A dog steals the show in In a Valley of Violence

Sometimes, great film characters begin with a small role on the page that an actor runs away with and turns into a scene-stealing part. There is one such role in In a Valley of Violence. No, it's not Hawke or Travolta who brought so much raw talent and energy to set that the director changed the script to match the performance. It was Jumpy, the dog who plays Paul's trusted companion, Abbie.

In the film, Jumpy not only does some impressive tricks, he also makes for an engaging scene partner for Hawke, which helps flesh out the character of Paul. West told Movable Fest that it wasn't what he first had in mind for the canine character: "I wrote the movie not thinking about any of that with the dog." However, that all changed when he met Jumpy.

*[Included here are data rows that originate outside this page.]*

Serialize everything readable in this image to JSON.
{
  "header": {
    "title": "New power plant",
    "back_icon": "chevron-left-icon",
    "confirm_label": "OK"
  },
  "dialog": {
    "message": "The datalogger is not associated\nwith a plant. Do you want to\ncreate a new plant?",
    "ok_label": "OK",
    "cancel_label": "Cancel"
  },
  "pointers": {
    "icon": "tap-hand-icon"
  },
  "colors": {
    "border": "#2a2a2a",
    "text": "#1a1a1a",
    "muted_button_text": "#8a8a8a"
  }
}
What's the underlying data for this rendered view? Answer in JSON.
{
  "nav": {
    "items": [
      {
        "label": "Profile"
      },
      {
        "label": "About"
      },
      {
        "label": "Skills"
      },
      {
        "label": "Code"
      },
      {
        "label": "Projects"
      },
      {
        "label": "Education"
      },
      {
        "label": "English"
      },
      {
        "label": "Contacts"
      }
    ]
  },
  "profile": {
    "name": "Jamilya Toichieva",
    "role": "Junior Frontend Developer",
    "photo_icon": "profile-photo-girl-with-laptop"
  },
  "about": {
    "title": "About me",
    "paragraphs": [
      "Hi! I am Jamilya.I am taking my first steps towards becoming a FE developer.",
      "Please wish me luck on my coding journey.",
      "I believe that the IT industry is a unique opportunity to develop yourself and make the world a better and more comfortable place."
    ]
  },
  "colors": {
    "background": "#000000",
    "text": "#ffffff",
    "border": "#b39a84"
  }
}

According to West, he hadn't considered what Jumpy could bring to the table until he saw the dog's incredible audition. He went on to say, "I thought it was going to be really hard to work with a dog. Nothing could be further from the truth. It was easy in every step of the way working with Jumpy and because of that, it made me go, 'I know Jumpy can put his paw over his face, so I'm going to write a scene where that happens.'"

Once you see what Jumpy can do on screen, you won't be surprised to learn that he was trained by Omar Von Muller, who also trained the dearly departed star of The Artist, Uggie (via Business Insider).

The movie had a disappointing run in theaters, but got solid reviews from critics

In a Valley of Violence is a bit of a hidden gem. When it had a limited release in theaters, it was mostly overlooked and brought in only a little more than $60,000 at the domestic box office. But despite not blowing up the box office, the movie received many strong reviews from critics.

While some didn't think that West did enough to update the tropes of the genre, many appreciated that he tapped into the secret to the success of many westerns that came before: gallows humor. Writing for RogerEbert.com, Sheila O'Malley lauded West's execution, saying, "West knows what's funny and — more importantly — knows how to film and choreograph events so the humor translates. It's the humor that makes the film."

Nigel M. Smith at The Guardian agreed. He wrote, "As the violence escalates, an absurdist dose of humor is added to the mix, injecting the film with a distinctly modern sensibility that is welcome and does not let up."

Meanwhile, Amy Rowe at NY Daily News offered some broader praise for the film: "It isn't just the actors that dazzle in this beautiful movie. The rough, unforgiving terrain of the desert comes alive on 35mm film. A distinctly killer score from Jeff Grace punctuates West's narrative, which is full of outlandish banter between characters."

Clearly, Netflix audiences agree. If you're curious about what a horror director can bring to the western genre, check out In a Valley of Violence, currently streaming on Netflix.